In the incubator's first six years, 72% of its 249 start-ups raised money after Demo Day; a day where investors flock to watch the 'new talent' pitch, a la college football coaches scouting for the latest crop of high school talent.

 

But of the 249 companies to make it through the Y Combinator graduation day, women have run just 4%.

 

That's despite the fact that women comprise about 50% of the workforce and have dominated the ranks of tertiary graduates for more than a decade.

 

Interestingly, women entrepreneurs are the fastest-growing group of small-business owners in Australia, and they own nearly one-third of all businesses in the United States.

 

Compared with where women-led businesses were 15 years ago, there's been a 58% increase in revenue and these firms are now exceeding overall growth in seven of the 13 most populous industries.

 

However, there's plenty of room for improvement: only 2% of women-owned businesses earn $1 million in revenue -- compared with 5% of all firms -- and in total they are responsible for just 4% of US revenue and 6% of jobs.

 

Last month I presented at the International Women Entrepreneurs Forum in Turkey, where the 'how' part of changing the statistic on encouraging more women into entrepreneurship dominated the conversation.

 

One of the most common suggestions was providing greater accessibility for women to venture capital.

 

Entrepreneurship requires the fuel of capital to succeed, but access to such fuel remains an enormous barrier to women-owned businesses and the professional flexibility and control that ownership provides.

 

According to the NAWBO 2013 State of Women-Owned Business Survey, nearly a quarter of women business owners did not seek a new loan or line of credit because they did not believe they would get it.

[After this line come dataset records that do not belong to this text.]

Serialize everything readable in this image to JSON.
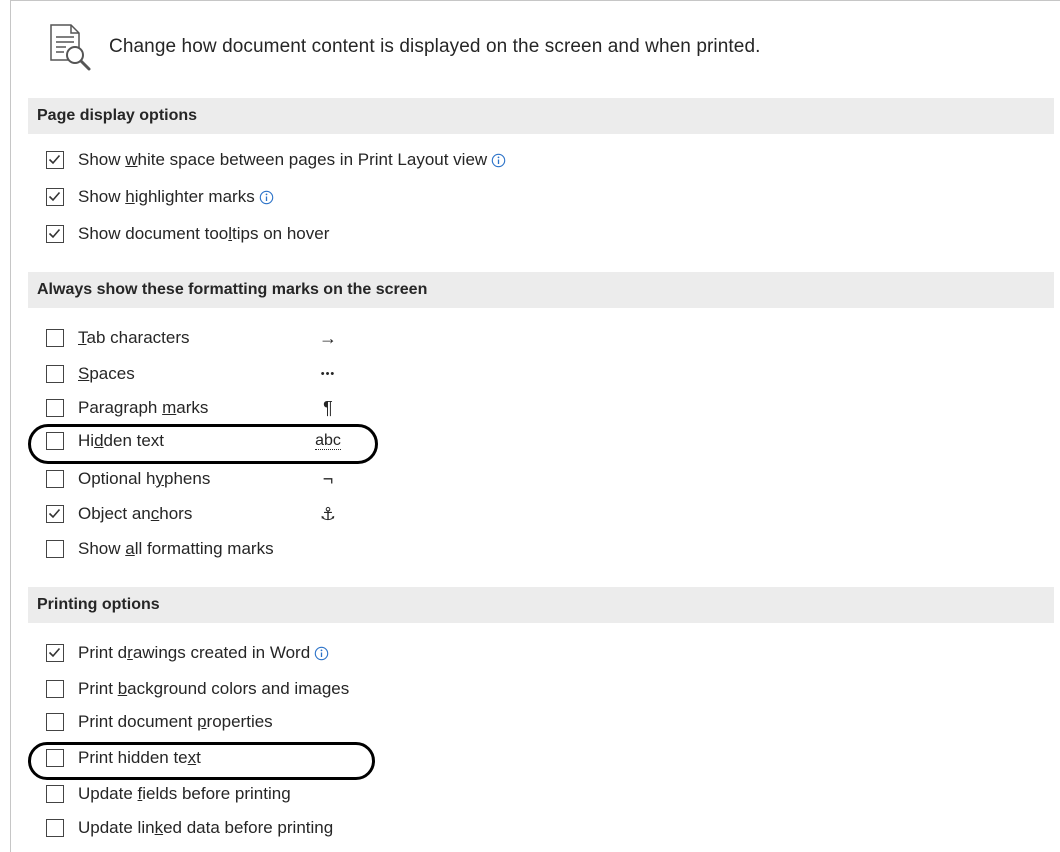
{
  "header": {
    "text": "Change how document content is displayed on the screen and when printed."
  },
  "sections": {
    "page_display": {
      "title": "Page display options",
      "items": [
        {
          "pre": "Show ",
          "key": "w",
          "post": "hite space between pages in Print Layout view",
          "checked": true,
          "info": true
        },
        {
          "pre": "Show ",
          "key": "h",
          "post": "ighlighter marks",
          "checked": true,
          "info": true
        },
        {
          "pre": "Show document too",
          "key": "l",
          "post": "tips on hover",
          "checked": true,
          "info": false
        }
      ]
    },
    "formatting_marks": {
      "title": "Always show these formatting marks on the screen",
      "items": [
        {
          "pre": "",
          "key": "T",
          "post": "ab characters",
          "checked": false,
          "mark": "→"
        },
        {
          "pre": "",
          "key": "S",
          "post": "paces",
          "checked": false,
          "mark": "•••"
        },
        {
          "pre": "Paragraph ",
          "key": "m",
          "post": "arks",
          "checked": false,
          "mark": "¶"
        },
        {
          "pre": "Hi",
          "key": "d",
          "post": "den text",
          "checked": false,
          "mark": "abc"
        },
        {
          "pre": "Optional h",
          "key": "y",
          "post": "phens",
          "checked": false,
          "mark": "¬"
        },
        {
          "pre": "Object an",
          "key": "c",
          "post": "hors",
          "checked": true,
          "mark": "⚓"
        },
        {
          "pre": "Show ",
          "key": "a",
          "post": "ll formatting marks",
          "checked": false,
          "mark": ""
        }
      ]
    },
    "printing": {
      "title": "Printing options",
      "items": [
        {
          "pre": "Print d",
          "key": "r",
          "post": "awings created in Word",
          "checked": true,
          "info": true
        },
        {
          "pre": "Print ",
          "key": "b",
          "post": "ackground colors and images",
          "checked": false,
          "info": false
        },
        {
          "pre": "Print document ",
          "key": "p",
          "post": "roperties",
          "checked": false,
          "info": false
        },
        {
          "pre": "Print hidden te",
          "key": "x",
          "post": "t",
          "checked": false,
          "info": false
        },
        {
          "pre": "Update ",
          "key": "f",
          "post": "ields before printing",
          "checked": false,
          "info": false
        },
        {
          "pre": "Update lin",
          "key": "k",
          "post": "ed data before printing",
          "checked": false,
          "info": false
        }
      ]
    }
  },
  "icons": {
    "header": "document-magnifier-icon",
    "info": "info-circle-icon",
    "checkmark": "checkmark-icon"
  },
  "colors": {
    "section_bg": "#ececec",
    "text": "#262626",
    "info_blue": "#2b72c8",
    "highlight_oval": "#000000"
  }
}
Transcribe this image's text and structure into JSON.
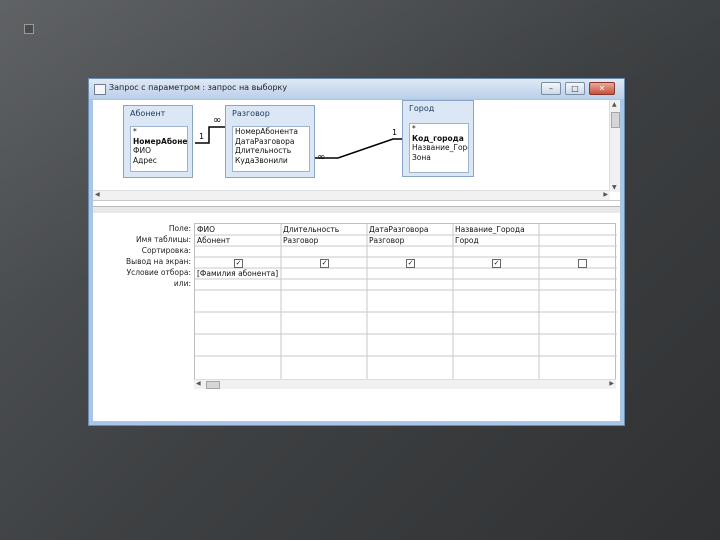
{
  "window": {
    "title": "Запрос с параметром : запрос на выборку",
    "buttons": {
      "minimize": "–",
      "maximize": "□",
      "close": "✕"
    }
  },
  "tables": [
    {
      "name": "Абонент",
      "fields": [
        "*",
        "НомерАбонент",
        "ФИО",
        "Адрес"
      ],
      "bold_index": 1
    },
    {
      "name": "Разговор",
      "fields": [
        "НомерАбонента",
        "ДатаРазговора",
        "Длительность",
        "КудаЗвонили"
      ],
      "bold_index": -1
    },
    {
      "name": "Город",
      "fields": [
        "*",
        "Код_города",
        "Название_Город",
        "Зона"
      ],
      "bold_index": 1
    }
  ],
  "relations": {
    "one": "1",
    "many": "∞"
  },
  "grid": {
    "row_labels": [
      "Поле:",
      "Имя таблицы:",
      "Сортировка:",
      "Вывод на экран:",
      "Условие отбора:",
      "или:"
    ],
    "columns": [
      {
        "field": "ФИО",
        "table": "Абонент",
        "sort": "",
        "show": true,
        "criteria": "[Фамилия абонента]"
      },
      {
        "field": "Длительность",
        "table": "Разговор",
        "sort": "",
        "show": true,
        "criteria": ""
      },
      {
        "field": "ДатаРазговора",
        "table": "Разговор",
        "sort": "",
        "show": true,
        "criteria": ""
      },
      {
        "field": "Название_Города",
        "table": "Город",
        "sort": "",
        "show": true,
        "criteria": ""
      },
      {
        "field": "",
        "table": "",
        "sort": "",
        "show": false,
        "criteria": ""
      }
    ]
  },
  "icons": [
    "window-icon",
    "scroll-arrow-icon",
    "checkbox-icon"
  ],
  "colors": {
    "window_frame": "#a9c6e8",
    "table_header": "#dbe7f5",
    "slide_bg": "#3e4143"
  }
}
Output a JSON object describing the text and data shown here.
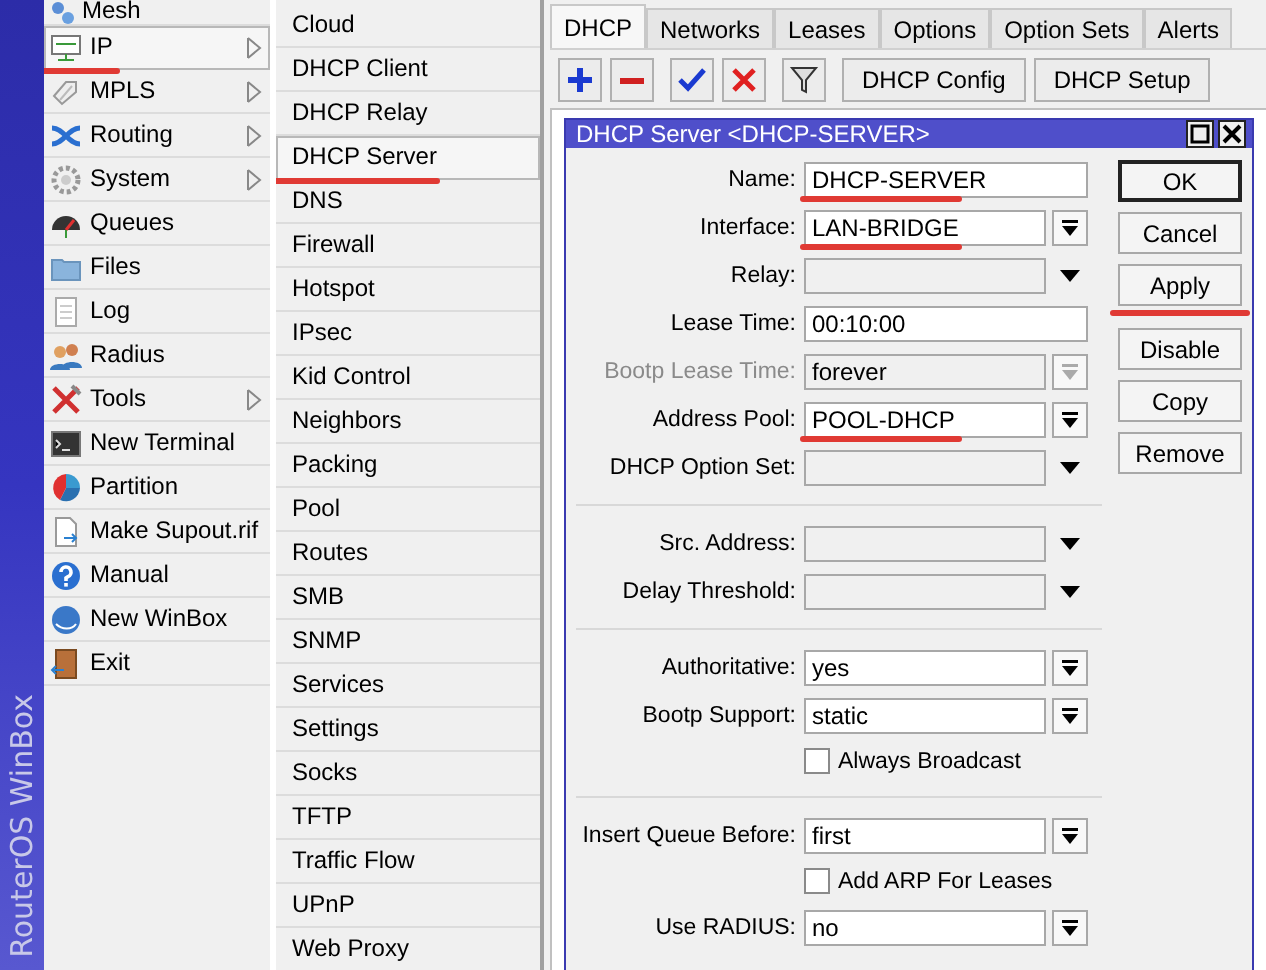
{
  "sidebar": {
    "brand": "RouterOS WinBox",
    "items": [
      {
        "label": "Mesh",
        "selected": false,
        "submenu": false,
        "underlined": false
      },
      {
        "label": "IP",
        "selected": true,
        "submenu": true,
        "underlined": true
      },
      {
        "label": "MPLS",
        "selected": false,
        "submenu": true,
        "underlined": false
      },
      {
        "label": "Routing",
        "selected": false,
        "submenu": true,
        "underlined": false
      },
      {
        "label": "System",
        "selected": false,
        "submenu": true,
        "underlined": false
      },
      {
        "label": "Queues",
        "selected": false,
        "submenu": false,
        "underlined": false
      },
      {
        "label": "Files",
        "selected": false,
        "submenu": false,
        "underlined": false
      },
      {
        "label": "Log",
        "selected": false,
        "submenu": false,
        "underlined": false
      },
      {
        "label": "Radius",
        "selected": false,
        "submenu": false,
        "underlined": false
      },
      {
        "label": "Tools",
        "selected": false,
        "submenu": true,
        "underlined": false
      },
      {
        "label": "New Terminal",
        "selected": false,
        "submenu": false,
        "underlined": false
      },
      {
        "label": "Partition",
        "selected": false,
        "submenu": false,
        "underlined": false
      },
      {
        "label": "Make Supout.rif",
        "selected": false,
        "submenu": false,
        "underlined": false
      },
      {
        "label": "Manual",
        "selected": false,
        "submenu": false,
        "underlined": false
      },
      {
        "label": "New WinBox",
        "selected": false,
        "submenu": false,
        "underlined": false
      },
      {
        "label": "Exit",
        "selected": false,
        "submenu": false,
        "underlined": false
      }
    ]
  },
  "submenu": {
    "items": [
      {
        "label": "Cloud",
        "selected": false,
        "underlined": false
      },
      {
        "label": "DHCP Client",
        "selected": false,
        "underlined": false
      },
      {
        "label": "DHCP Relay",
        "selected": false,
        "underlined": false
      },
      {
        "label": "DHCP Server",
        "selected": true,
        "underlined": true
      },
      {
        "label": "DNS",
        "selected": false,
        "underlined": false
      },
      {
        "label": "Firewall",
        "selected": false,
        "underlined": false
      },
      {
        "label": "Hotspot",
        "selected": false,
        "underlined": false
      },
      {
        "label": "IPsec",
        "selected": false,
        "underlined": false
      },
      {
        "label": "Kid Control",
        "selected": false,
        "underlined": false
      },
      {
        "label": "Neighbors",
        "selected": false,
        "underlined": false
      },
      {
        "label": "Packing",
        "selected": false,
        "underlined": false
      },
      {
        "label": "Pool",
        "selected": false,
        "underlined": false
      },
      {
        "label": "Routes",
        "selected": false,
        "underlined": false
      },
      {
        "label": "SMB",
        "selected": false,
        "underlined": false
      },
      {
        "label": "SNMP",
        "selected": false,
        "underlined": false
      },
      {
        "label": "Services",
        "selected": false,
        "underlined": false
      },
      {
        "label": "Settings",
        "selected": false,
        "underlined": false
      },
      {
        "label": "Socks",
        "selected": false,
        "underlined": false
      },
      {
        "label": "TFTP",
        "selected": false,
        "underlined": false
      },
      {
        "label": "Traffic Flow",
        "selected": false,
        "underlined": false
      },
      {
        "label": "UPnP",
        "selected": false,
        "underlined": false
      },
      {
        "label": "Web Proxy",
        "selected": false,
        "underlined": false
      }
    ]
  },
  "tabs": [
    {
      "label": "DHCP",
      "selected": true
    },
    {
      "label": "Networks",
      "selected": false
    },
    {
      "label": "Leases",
      "selected": false
    },
    {
      "label": "Options",
      "selected": false
    },
    {
      "label": "Option Sets",
      "selected": false
    },
    {
      "label": "Alerts",
      "selected": false
    }
  ],
  "toolbar": {
    "buttons": [
      "DHCP Config",
      "DHCP Setup"
    ]
  },
  "dialog": {
    "title": "DHCP Server <DHCP-SERVER>",
    "sections": [
      [
        {
          "kind": "text",
          "label": "Name:",
          "value": "DHCP-SERVER",
          "disabled": false,
          "underlined": true
        },
        {
          "kind": "select",
          "label": "Interface:",
          "value": "LAN-BRIDGE",
          "disabled": false,
          "underlined": true
        },
        {
          "kind": "combo",
          "label": "Relay:",
          "disabled": false,
          "underlined": false
        },
        {
          "kind": "text",
          "label": "Lease Time:",
          "value": "00:10:00",
          "disabled": false,
          "underlined": false
        },
        {
          "kind": "select",
          "label": "Bootp Lease Time:",
          "value": "forever",
          "disabled": true,
          "underlined": false
        },
        {
          "kind": "select",
          "label": "Address Pool:",
          "value": "POOL-DHCP",
          "disabled": false,
          "underlined": true
        },
        {
          "kind": "combo",
          "label": "DHCP Option Set:",
          "disabled": false,
          "underlined": false
        }
      ],
      [
        {
          "kind": "combo",
          "label": "Src. Address:",
          "disabled": false,
          "underlined": false
        },
        {
          "kind": "combo",
          "label": "Delay Threshold:",
          "disabled": false,
          "underlined": false
        }
      ],
      [
        {
          "kind": "select",
          "label": "Authoritative:",
          "value": "yes",
          "disabled": false,
          "underlined": false
        },
        {
          "kind": "select",
          "label": "Bootp Support:",
          "value": "static",
          "disabled": false,
          "underlined": false
        },
        {
          "kind": "checkbox",
          "label": "Always Broadcast",
          "checked": false,
          "disabled": false
        }
      ],
      [
        {
          "kind": "select",
          "label": "Insert Queue Before:",
          "value": "first",
          "disabled": false,
          "underlined": false
        },
        {
          "kind": "checkbox",
          "label": "Add ARP For Leases",
          "checked": false,
          "disabled": false
        },
        {
          "kind": "select",
          "label": "Use RADIUS:",
          "value": "no",
          "disabled": false,
          "underlined": false
        }
      ]
    ],
    "buttons": [
      {
        "label": "OK",
        "default": true,
        "underlined": false
      },
      {
        "label": "Cancel",
        "default": false,
        "underlined": false
      },
      {
        "label": "Apply",
        "default": false,
        "underlined": true
      },
      {
        "label": "Disable",
        "default": false,
        "underlined": false
      },
      {
        "label": "Copy",
        "default": false,
        "underlined": false
      },
      {
        "label": "Remove",
        "default": false,
        "underlined": false
      }
    ]
  }
}
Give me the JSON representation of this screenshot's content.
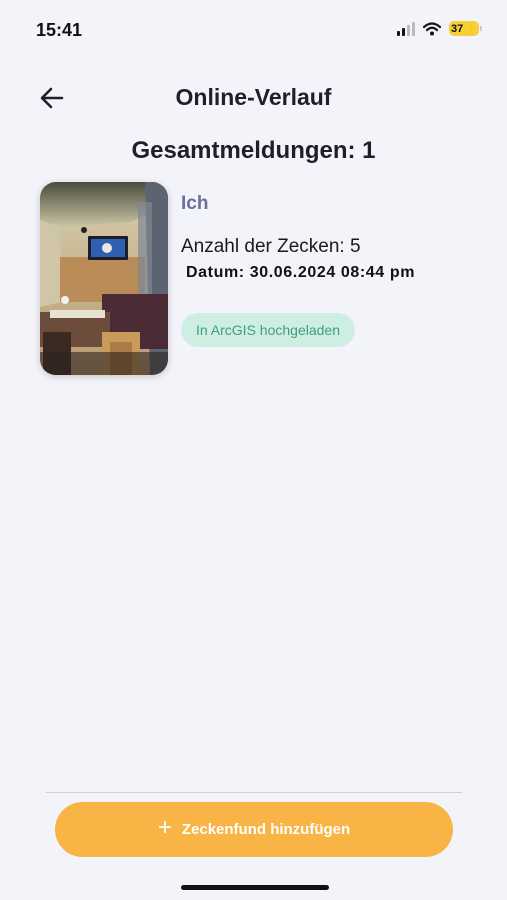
{
  "status_bar": {
    "time": "15:41",
    "battery": "37",
    "icons": [
      "signal-icon",
      "wifi-icon",
      "battery-charging-icon"
    ]
  },
  "header": {
    "back_icon": "arrow-left-icon",
    "title": "Online-Verlauf"
  },
  "summary": {
    "total_label": "Gesamtmeldungen: 1"
  },
  "reports": [
    {
      "user": "Ich",
      "count_label": "Anzahl der Zecken: 5",
      "date_label": "Datum: 30.06.2024 08:44 pm",
      "status": "In ArcGIS hochgeladen",
      "photo": "room-photo"
    }
  ],
  "footer": {
    "add_icon": "plus-icon",
    "add_button_label": "Zeckenfund hinzufügen"
  },
  "colors": {
    "background": "#f3f4f9",
    "accent": "#f8b444",
    "badge_bg": "#cfeee3",
    "badge_text": "#3f9f7c",
    "user_text": "#6c6f9a"
  }
}
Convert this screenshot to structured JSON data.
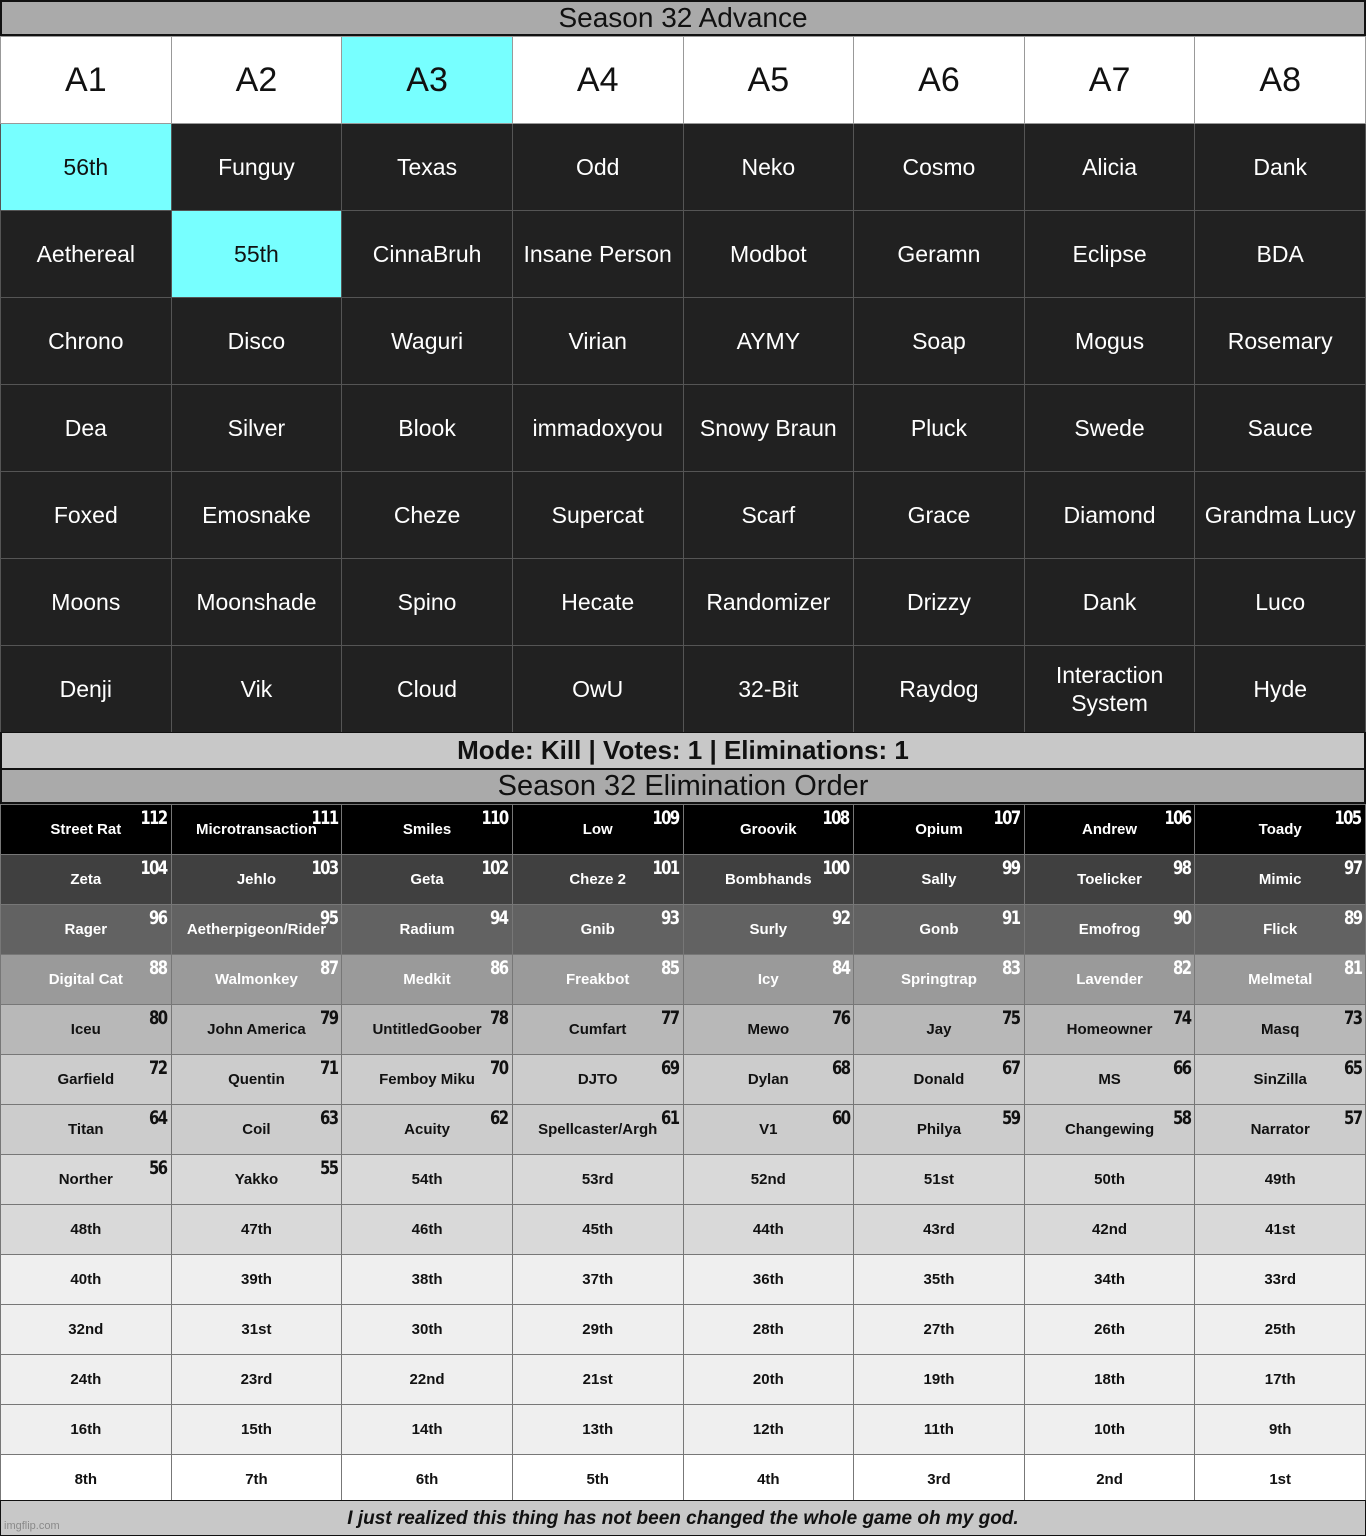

This fear is not unfounded: a Fox Business report released in March this year shows loan approval rates for women-owned companies in the US are 15 to 20% lower than for men.

 

Launched earlier this year, and championed by renowned businesswoman Carol Schwartz, an Australian branch of the US organisation Springboard hopes to to help open up greater access to world venture capital markets for Australia's female entrepreneurs.

 

Founded in 2000, Springboard has aided more than 517 companies through their accelerator program, raising more than $5.6 billion en route to taking the ideas to market.

 

The organisation's target is women entrepreneurs who are beyond the 'young' start-up stage of growth and who need to raise formal equity capital.

 

It's hoped the organisation's success rate will not only scale female-led businesses in Australia but also inspire women to take the plunge into entrepreneurship.

 

But it's clear we need the mindset and culture within the broader business community to shift with respect to female entrepreneurship before women-run start ups will truly be able to flourish.

 

This article first appeared on Women's Agenda.